Le mardi 4 avril 1899, s'ouvre à Paris le VIIe Congrès international contre l'abus des boissons alcooliques. Cet événement marque l'histoire du mouvement antialcoolique en France et au niveau international. Par rapport aux Congrès d'Anvers (1885), de Zurich (1887), d'Oslo (1890), de La Haye (1893), de Bâle (1895) et de Bruxelles (1897), le Congrès de Paris regroupe les membres du plus grand nombre d'associations du monde entier et attire le plus de représentants officiels, de spectateurs et de journalistes.
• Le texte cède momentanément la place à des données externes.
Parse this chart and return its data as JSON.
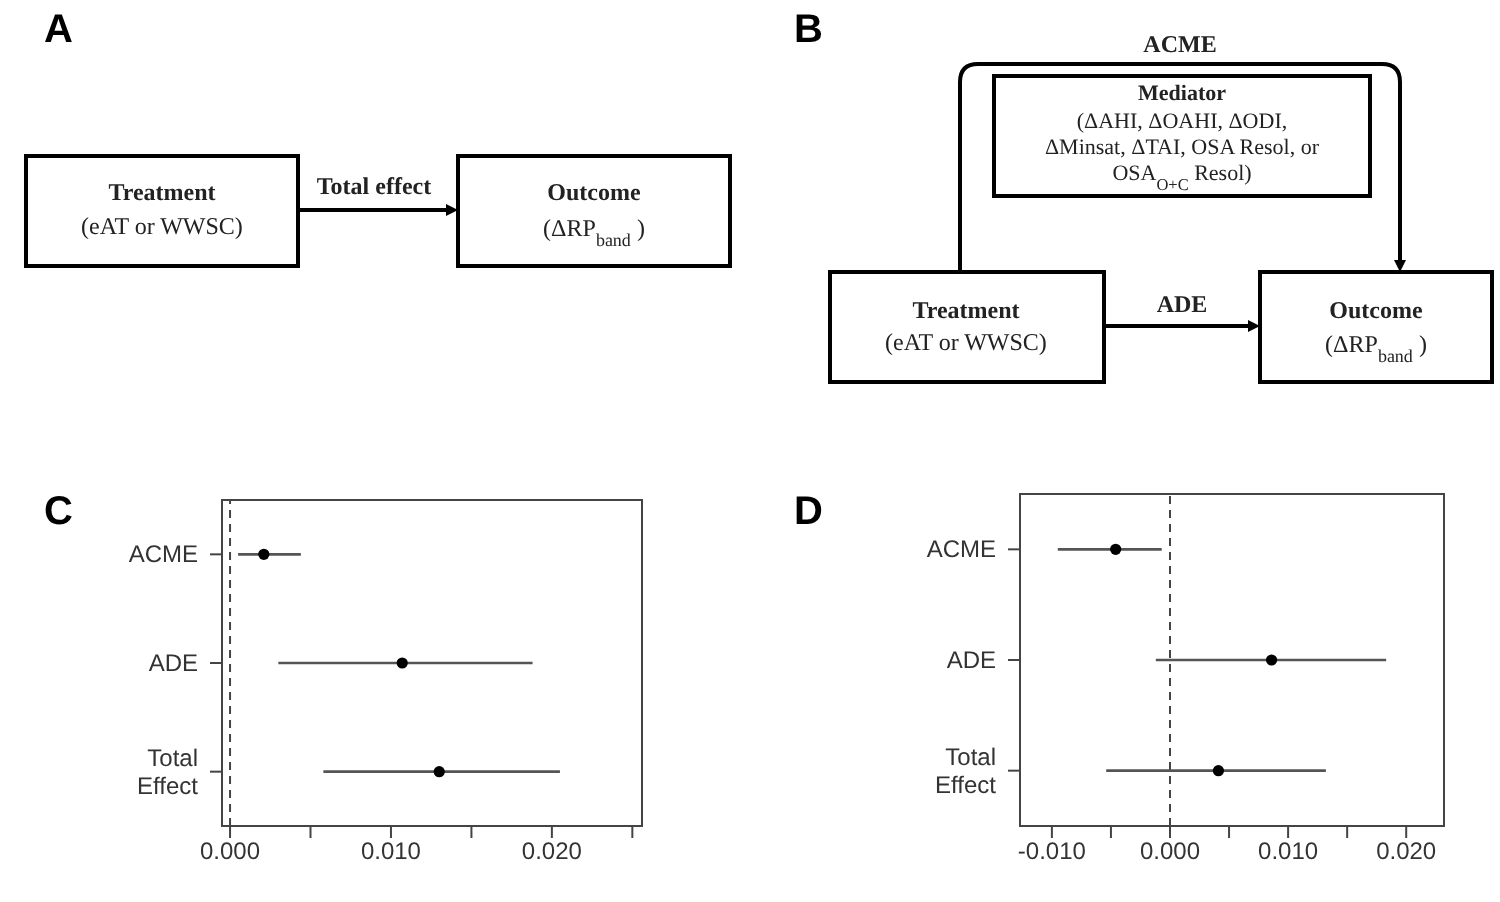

En termes numériques, les trois éditions suivantes - Vienne (1901), Brême (1903), Budapest (1905) - n'ont pas autant de succès, et ce n'est qu'en 1907 à Stockholm que les statistiques se rapprochent de celles de Paris.
Sous la présidence de Paul-Maurice Legrain, les travaux du Congrès de Paris durent cinq jours, du mardi au samedi, dans le grand amphithéâtre de la Faculté de médecine. Le programme général est organisé autour de trois grandes thématiques :
1 - Sciences médicales et hygiènes ;
2 - Économie politique et sociale. - Législation ;
3 - Enseignement. - Éducation. - Propagande.
Parmi les questions soumises aux Assemblées générales, on trouve la discussion du "rôle de la jeunesse universitaire dans la lutte contre l'alcoolisme", des "conditions du travail chez l'ouvrier", "d'une entente entre les États pour la protection des races indigènes" ou bien "de la lutte antialcoolique dans l'armée et par l'armée".
Deux conférences sont proposées au grand public :
1 - "Du rôle de la femme dans la lutte antialcoolique", par la présidente de la Société des femmes danoises pour la tempérance Elise Selmer.
2 - "Le clergé et les ministres des divers cultes dans la lutte contre l'alcoolisme", par l'évêque de Nancy Monseigneur Turinaz et le pasteur Louis-Lucien Rochat.
Le lundi 10 avril, après le clôture officiel du congrès mais en présence de nombreuses déléguées encore à Paris, une réunion féminine a lieu pour former la première association antialcoolique des femmes en France - l'Union Française des Femmes pour la Tempérance, avec Maria Legrain comme présidente.
L'intérêt de la presse française pour le Congrès antialcoolique est vif. Certains quotidiens publient des comptes rendus à l'issue de chaque jour de discussions, d'autres périodiques ne diffusent que des résumés plus ou moins développés de l'événement ou des extraits de discours particuliers.
Le président du Congrès, Paul-Maurice Legrain, analyse très pertinemment le rôle que cette médiation joue dans la popularisation de l'antialcoolisme :
La Presse a rendu un grand service à notre Congrès mais elle peut être sûre qu'en vulgarisant nos travaux, elle n'a pas rendu un moindre service à l'opinion publique, à cette heure où dans notre pays les consciences sont oppressées. Je crois qu'elle a compris qu'en menant un certain bruit autour d'une cause qui a un caractère vraiment national, elle opérait une heureuse diversion. Notre Congrès a été, pour les penseurs, pour les citoyens nombreux qui souffrent cruellement de la situation présente, une trêve utile.
À la fin de cette citation, Legrain fait allusion à l'affaire Dreyfus qui ne cesse de bouleverser la France.